Purdue Pharma bankruptcy refusal

We are fortunate today to have Professor Rich Hynes from AVU Law School to help us understand all of this.

In previous Mountain Money episodes, we’ve covered the practices of Purdue Pharma and its owners, the Sackler family. Launched in 1995, Purdue’s flagship product, Oxycontin, was aggressively promoted as providing safe and long-lasting pain relief with reduced risk of addiction due to its time-release properties.

In fact, Oxycontin was very addictive and Purdue knew it was crushed and sniffed and massively over-prescribed. The result has been widespread addiction and abuse.

And the boy did he sell it. Between 1995 and 2017, Oxycontin generated staggering $ 35 billion in revenue for Purdue. As of January 2019, some 36 states and other entities were suing Purdue for damage caused by the opioid epidemic.

Purdue elected to file for bankruptcy pursuant to an interim settlement reached with some of the states that sued it. Other states have focused on the fact that the Sackler family had withdrawn some $ 10.7 billion from the company since the company had undergone a legal review and opposed the plan to proposed bankruptcy that would have protected the family from future personal liability. Nonetheless, it was initially approved by the bankruptcy court, then quashed at the district court level.
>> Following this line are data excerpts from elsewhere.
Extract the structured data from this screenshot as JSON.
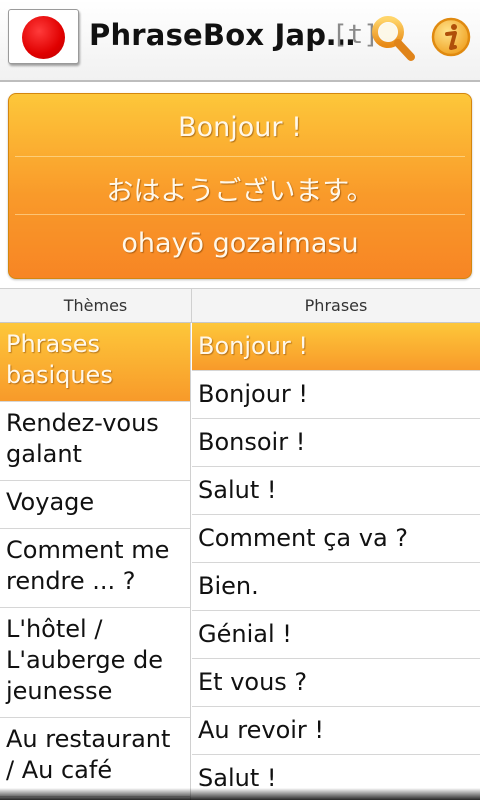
{
  "header": {
    "title": "PhraseBox Jap…",
    "tag_label": "[t]",
    "flag_icon": "japan-flag-icon",
    "search_icon": "search-icon",
    "info_icon": "info-icon"
  },
  "translation": {
    "source": "Bonjour !",
    "target": "おはようございます。",
    "romaji": "ohayō gozaimasu"
  },
  "columns": {
    "themes_header": "Thèmes",
    "phrases_header": "Phrases"
  },
  "themes": [
    "Phrases basiques",
    "Rendez-vous galant",
    "Voyage",
    "Comment me rendre ... ?",
    "L'hôtel / L'auberge de jeunesse",
    "Au restaurant / Au café"
  ],
  "phrases": [
    "Bonjour !",
    "Bonjour !",
    "Bonsoir !",
    "Salut !",
    "Comment ça va ?",
    "Bien.",
    "Génial !",
    "Et vous ?",
    "Au revoir !",
    "Salut !"
  ],
  "colors": {
    "accent_top": "#fdc73a",
    "accent_bottom": "#f78524",
    "flag_red": "#e00000"
  }
}
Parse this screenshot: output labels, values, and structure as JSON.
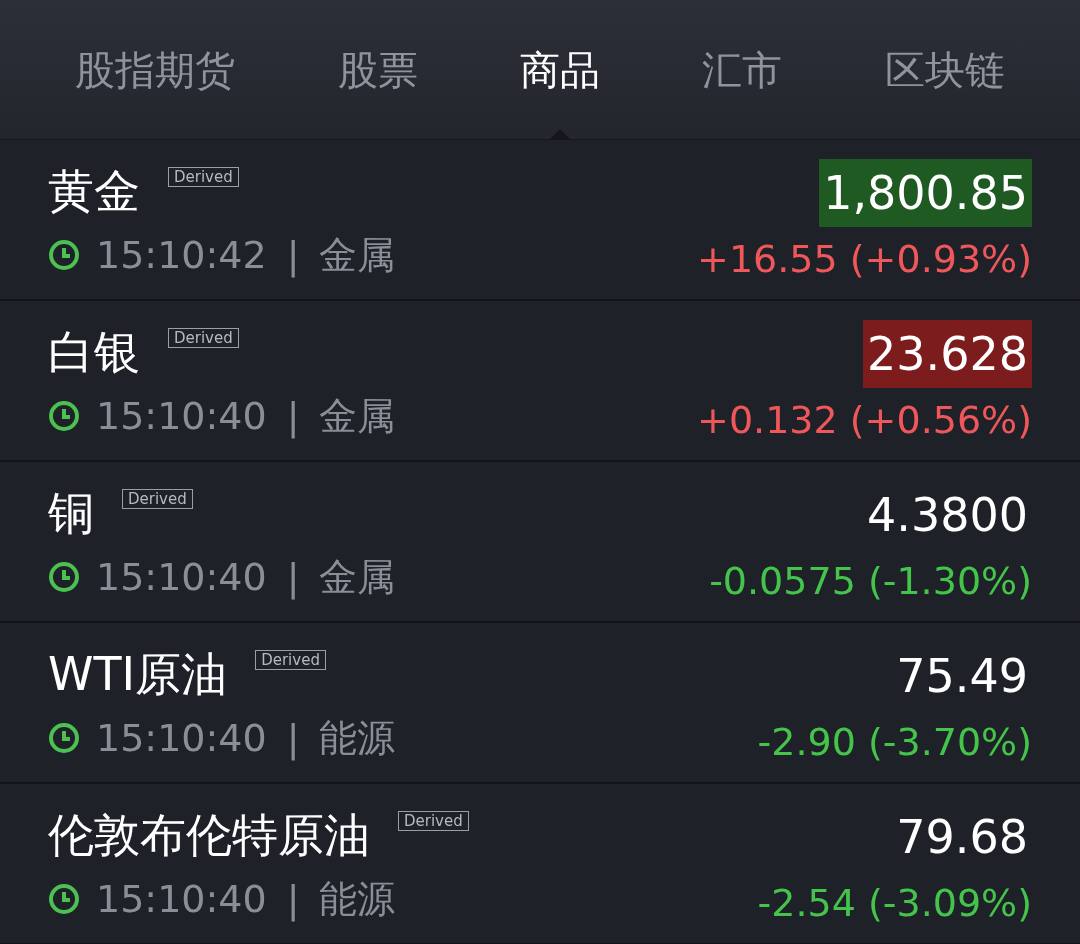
{
  "tabs": [
    {
      "label": "股指期货",
      "selected": false
    },
    {
      "label": "股票",
      "selected": false
    },
    {
      "label": "商品",
      "selected": true
    },
    {
      "label": "汇市",
      "selected": false
    },
    {
      "label": "区块链",
      "selected": false
    }
  ],
  "rows": [
    {
      "name": "黄金",
      "badge": "Derived",
      "time": "15:10:42",
      "separator": "|",
      "category": "金属",
      "price": "1,800.85",
      "color": "#1e5a22",
      "change": "+16.55 (+0.93%)",
      "rising": true
    },
    {
      "name": "白银",
      "badge": "Derived",
      "time": "15:10:40",
      "separator": "|",
      "category": "金属",
      "price": "23.628",
      "color": "#7c1c1c",
      "change": "+0.132 (+0.56%)",
      "rising": true
    },
    {
      "name": "铜",
      "badge": "Derived",
      "time": "15:10:40",
      "separator": "|",
      "category": "金属",
      "price": "4.3800",
      "change": "-0.0575 (-1.30%)",
      "rising": false
    },
    {
      "name": "WTI原油",
      "badge": "Derived",
      "time": "15:10:40",
      "separator": "|",
      "category": "能源",
      "price": "75.49",
      "change": "-2.90 (-3.70%)",
      "rising": false
    },
    {
      "name": "伦敦布伦特原油",
      "badge": "Derived",
      "time": "15:10:40",
      "separator": "|",
      "category": "能源",
      "price": "79.68",
      "change": "-2.54 (-3.09%)",
      "rising": false
    }
  ]
}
So how would bankruptcy have worked? Would the outcome have been fair to the states and the many families affected by the opioid scourge? Who were the main players in the bankruptcy process and how did it go? More importantly, what was the third party release provision that would have protected the Sacklers from further personal liability and why did the district court reject it?

We are fortunate today to have Professor Rich Hynes from AVU Law School to help us understand all of this.